Conde Nast Sibling Reddit Says Banning Hate Speech Is Just Too Hard

Although every other major website manages somehow.
Steve Huffman, chief executive officer and co-founder of Reddit Inc., is seen in August 2016.
Steve Huffman, chief executive officer and co-founder of Reddit Inc., is seen in August 2016.
David Paul Morris/Bloomberg via Getty Images

Obvious, open racism is not against Reddit’s rules, CEO Steve Huffman told a user in April. “On Reddit,” he said, “the way in which we think about speech is to separate behavior from beliefs.”

Huffman didn’t really unpack his reasoning at the time. But in a private chat with a different user this past weekend, Huffman, who goes by the username “spez,” finally explained why he has refused to ban hate speech on Reddit: Apparently, it’s just too hard.

Huffman’s April comments sparked an uproar because they largely excused r/The_Donald, a nearly 630,000-member subreddit that is a vicious and wildly popular breeding ground for targeted racism of all sorts. That outrage prompted Huffman to kinda-sorta walk back his initial statement, adding soon after that “while the words and expressions you refer to aren’t explicitly forbidden, the behaviors they often lead to are.” Nothing about that comment provided any clarity, but muddying the waters is a useful tool for frustrating would-be critics of Reddit, which was acquired by the major publishing company Conde Nast in 2006 and is now owned by Conde’s parent company, Advance Publications.

This past Saturday, Zachary Swanson, a Reddit user and cybersecurity researcher who goes by the username “whatllmyusernamebe,” decided to ask Huffman to reconsider his stance on hate speech.

Zachary Swanson

After pointing out that Reddit’s rules ban violent speech ― which Reddit defines as “content that encourages, glorifies, incites, or calls for violence or physical harm against an individual or a group of people” ― Huffman argued that “hate speech is difficult to define. There’s a reason why it’s not really done.” He also claimed that enforcing any sort of hate speech ban is “a nearly impossible precedent to uphold.”

As Gizmodo has pointed out, though, defining and limiting hate speech very much is done. Some of the companies that officially ban hate speech include Facebook, Instagram, Twitter, Google Plus, YouTube, Tumblr, LinkedIn ― the list goes on. (Tumblr is owned by HuffPost’s parent company, Oath.)

And for whatever reason, the difficulty of policing hate speech hadn’t stopped Reddit before.

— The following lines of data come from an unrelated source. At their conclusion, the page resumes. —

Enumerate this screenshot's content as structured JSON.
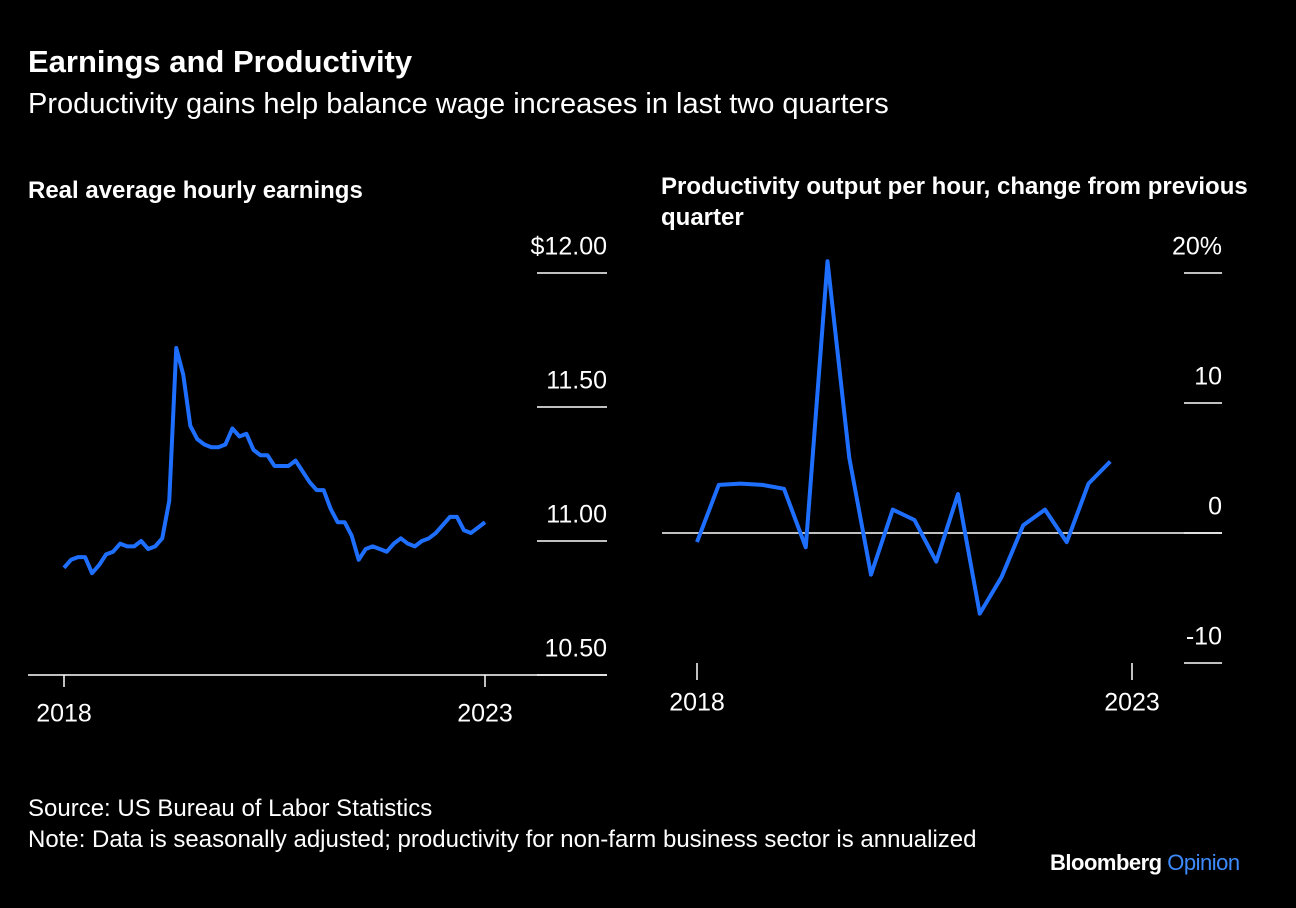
{
  "title": "Earnings and Productivity",
  "subtitle": "Productivity gains help balance wage increases in last two quarters",
  "source": "Source: US Bureau of Labor Statistics",
  "note": "Note: Data is seasonally adjusted; productivity for non-farm business sector is annualized",
  "brand": {
    "name": "Bloomberg",
    "product": "Opinion"
  },
  "chart_data": [
    {
      "type": "line",
      "title": "Real average hourly earnings",
      "color": "#1f6fff",
      "categories": [
        "2018",
        null,
        null,
        null,
        null,
        null,
        null,
        null,
        null,
        null,
        null,
        null,
        null,
        null,
        null,
        null,
        null,
        null,
        null,
        null,
        null,
        null,
        null,
        null,
        null,
        null,
        null,
        null,
        null,
        null,
        null,
        null,
        null,
        null,
        null,
        null,
        null,
        null,
        null,
        null,
        null,
        null,
        null,
        null,
        null,
        null,
        null,
        null,
        null,
        null,
        null,
        null,
        null,
        null,
        null,
        null,
        null,
        null,
        null,
        null,
        "2023"
      ],
      "values": [
        10.9,
        10.93,
        10.94,
        10.94,
        10.88,
        10.91,
        10.95,
        10.96,
        10.99,
        10.98,
        10.98,
        11.0,
        10.97,
        10.98,
        11.01,
        11.15,
        11.72,
        11.62,
        11.43,
        11.38,
        11.36,
        11.35,
        11.35,
        11.36,
        11.42,
        11.39,
        11.4,
        11.34,
        11.32,
        11.32,
        11.28,
        11.28,
        11.28,
        11.3,
        11.26,
        11.22,
        11.19,
        11.19,
        11.12,
        11.07,
        11.07,
        11.02,
        10.93,
        10.97,
        10.98,
        10.97,
        10.96,
        10.99,
        11.01,
        10.99,
        10.98,
        11.0,
        11.01,
        11.03,
        11.06,
        11.09,
        11.09,
        11.04,
        11.03,
        11.05,
        11.07
      ],
      "ylim": [
        10.5,
        12
      ],
      "yticks": [
        {
          "value": 12,
          "label": "$12.00"
        },
        {
          "value": 11.5,
          "label": "11.50"
        },
        {
          "value": 11,
          "label": "11.00"
        },
        {
          "value": 10.5,
          "label": "10.50"
        }
      ]
    },
    {
      "type": "line",
      "title": "Productivity output per hour, change from previous quarter",
      "color": "#1f6fff",
      "categories": [
        "2018",
        null,
        null,
        null,
        null,
        null,
        null,
        null,
        null,
        null,
        null,
        null,
        null,
        null,
        null,
        null,
        null,
        null,
        null,
        null,
        "2023"
      ],
      "values": [
        -0.7,
        3.7,
        3.8,
        3.7,
        3.4,
        -1.1,
        20.9,
        5.8,
        -3.2,
        1.8,
        1.0,
        -2.2,
        3.0,
        -6.2,
        -3.4,
        0.6,
        1.8,
        -0.7,
        3.8,
        5.5,
        null
      ],
      "ylim": [
        -10,
        20
      ],
      "yticks": [
        {
          "value": 20,
          "label": "20%"
        },
        10,
        0,
        -10
      ]
    }
  ]
}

In 2015, after months of public criticism and internal controversy, Huffman announced the following:

Today we removed communities dedicated to animated [child pornography] and a handful of other communities that violate the spirit of the policy by making Reddit worse for everyone else: /r/CoonTown, /r/WatchNiggersDie, /r/bestofcoontown, /r/koontown, /r/CoonTownMods, /r/CoonTownMeta.

That was just two months after Reddit shut down the subreddits r/fatpeoplehate, r/transfags and r/shitniggerssay, which were dedicated to mocking people for being overweight, trans and black, respectively. Policing hate speech in these instances seemed easy enough.

The main difference between these since-banned groups and r/The_Donald ― in which one user found 35 specific calls to violence, including “kill all SJWs” (that is, “social justice warriors”) and “kill the unnecessary ones” ― is that these groups were tiny by comparison, usually maxing out at around several thousand members. R/The_Donald, however, has a population roughly equivalent to the state of Vermont — and it’s a group that’s been historically, aggressively vocal when it feels it’s been victimized. For instance, Reddit had to completely change the method it uses to rank posts after r/The_Donald waged continual targeted voting campaigns that effectively hijacked Reddit’s front page for its own purposes.

This is about as far as Reddit has been willing to go in its attempts to do anything about the users of r/The_Donald, a group that once pinned a post to the top of its page that said, “In order to properly educate /r/Sweden about who exactly they are letting fuck their wives (and their goats), our ‘no racism’ rule will no longer be enforced at all with regards to the middle east.”

After speaking with Huffman, Swanson posted screenshots of his conversation in two different subreddits ― r/stopadvertising, which is dedicated to curtailing hate speech on Reddit, and r/ChapoTrapHouse, a subreddit for listeners of the podcast by the same name. After he did, Swanson received the following message from Reddit:

Zachary Swanson

It appears that some people are protected on Reddit — specifically, people who are the company’s CEO.

Reddit did not immediately respond to a request for clarification about its hate speech policy and why Swanson was suspended.